Durante las clases de fisiología me parecía penoso que el profesor usara el término «colita» para referirse a una determinada parte del cuerpo masculino, al menos en relación con la procreación. Dije que la palabra «colita» estaba anticuada, especialmente cuando se trataba de sexualidad. «¿Entonces qué palabra debo emplear, en tu opinión?», preguntó el profesor. Era un tipo muy comprensivo, aparte de ser un hombre grande y fuerte, de casi dos metros de altura. Pero entonces estaba desconcertado. Ni idea, contesté, pero tendría que buscar otra. No obstante, procure evitar el latín, añadí.

Nunca daba ese tipo de consejos a los profesores en clase. No se trataba de mostrar a los demás que sabía más que ellos, o incluso en algunas ocasiones más que el profesor. Siempre daba esos amables consejos al profesor al entrar o salir de clase. No lo hacía para impresionarle, y tampoco para mostrarme más interesado por el trabajo escolar de lo que en realidad estaba.
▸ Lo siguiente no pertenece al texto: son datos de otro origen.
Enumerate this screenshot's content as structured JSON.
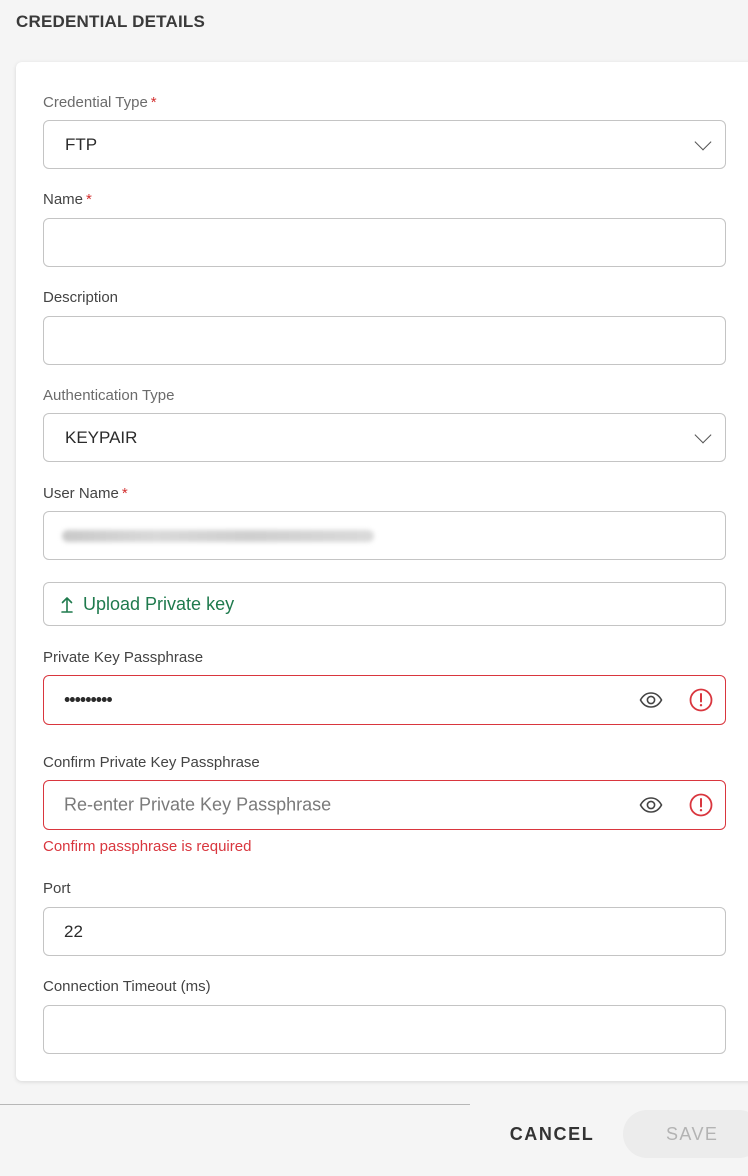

Más bien al contrario, pues algunas veces fingía un interés menor del que realmente tenía, pues así resultaba mucho más divertido. ¿Era entonces por pura bondad? No, tampoco.

De vez en cuando daba algunos buenos consejos al profesor porque me resultaba divertido observar sus reacciones. Me gustaba ver actuar a las personas. Me gustaba verlos bailar el baile de la vida.